Cette vérification est presque toujours omise, ce qui prive l’organisation de la seule information capable d’améliorer ses estimations futures. Une équipe qui vérifie systématiquement devient nettement plus juste au bout d’un an.

Acceptez que certaines estimations se révèlent fausses. Ce n’est pas un échec du processus mais son fonctionnement normal — et découvrir qu’un chantier jugé majeur n’a rien changé vaut mieux que de continuer à en lancer de semblables.

Quand la valeur utilisateur ne suffit pas

Ce critère a des limites qu’il faut assumer. Il favorise structurellement l’amélioration de l’existant sur l’innovation, car la valeur d’un usage qui n’existe pas encore est par définition inestimable.
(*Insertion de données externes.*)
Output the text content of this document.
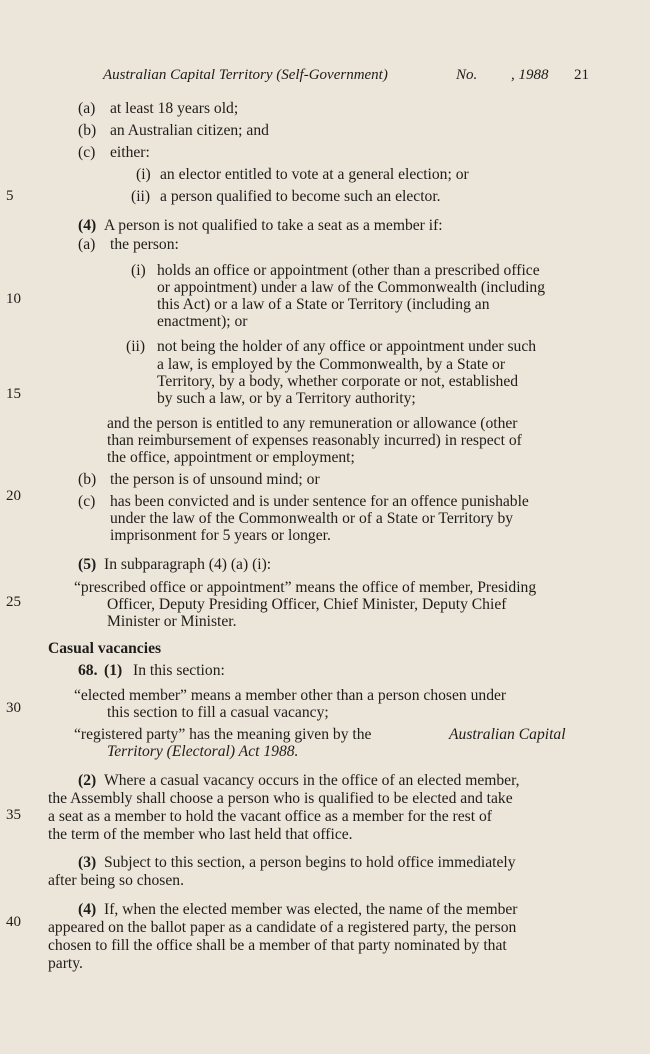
Australian Capital Territory (Self-Government)	No. , 1988 21
5
10
15
20
25
30
35
40
(a) at least 18 years old;
(b) an Australian citizen; and
(c) either:
(i) an elector entitled to vote at a general election; or
(ii) a person qualified to become such an elector.
(4) A person is not qualified to take a seat as a member if:
(a) the person:
(i) holds an office or appointment (other than a prescribed office
or appointment) under a law of the Commonwealth (including
this Act) or a law of a State or Territory (including an
enactment); or
(ii) not being the holder of any office or appointment under such
a law, is employed by the Commonwealth, by a State or
Territory, by a body, whether corporate or not, established
by such a law, or by a Territory authority;
and the person is entitled to any remuneration or allowance (other
than reimbursement of expenses reasonably incurred) in respect of
the office, appointment or employment;
(b) the person is of unsound mind; or
(c) has been convicted and is under sentence for an offence punishable
under the law of the Commonwealth or of a State or Territory by
imprisonment for 5 years or longer.
(5) In subparagraph (4) (a) (i):
“prescribed office or appointment” means the office of member, Presiding
Officer, Deputy Presiding Officer, Chief Minister, Deputy Chief
Minister or Minister.
Casual vacancies
68. (1) In this section:
“elected member” means a member other than a person chosen under
this section to fill a casual vacancy;
“registered party” has the meaning given by the	Australian Capital
Territory (Electoral) Act 1988.
(2) Where a casual vacancy occurs in the office of an elected member,
the Assembly shall choose a person who is qualified to be elected and take
a seat as a member to hold the vacant office as a member for the rest of
the term of the member who last held that office.
(3) Subject to this section, a person begins to hold office immediately
after being so chosen.
(4) If, when the elected member was elected, the name of the member
appeared on the ballot paper as a candidate of a registered party, the person
chosen to fill the office shall be a member of that party nominated by that
party.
Il traite également mal les obligations réglementaires et la maintenance, dont la valeur positive est nulle mais dont l’absence produit un dégât. Ces chantiers doivent être traités hors classement, comme un prélèvement de capacité décidé en amont.

La pratique la plus saine consiste à réserver explicitement des parts : une proportion pour les obligations, une pour la maintenance, une pour l’exploration, et le reste arbitré par la valeur. Sans ces réserves, tout ce qui ne se mesure pas disparaît progressivement du plan de charge.

En résumé

Prioriser par la valeur suppose d’abord de nommer le bénéficiaire final, qui n’est presque jamais le demandeur. Estimez ensuite grossièrement : combien de personnes, à quelle fréquence, avec quelle gravité — ce produit approximatif bat l’intuition. Ajoutez le coût du retard pour ordonner, réservez une part de capacité aux obligations et à la maintenance, et vérifiez après coup que l’effet attendu s’est produit.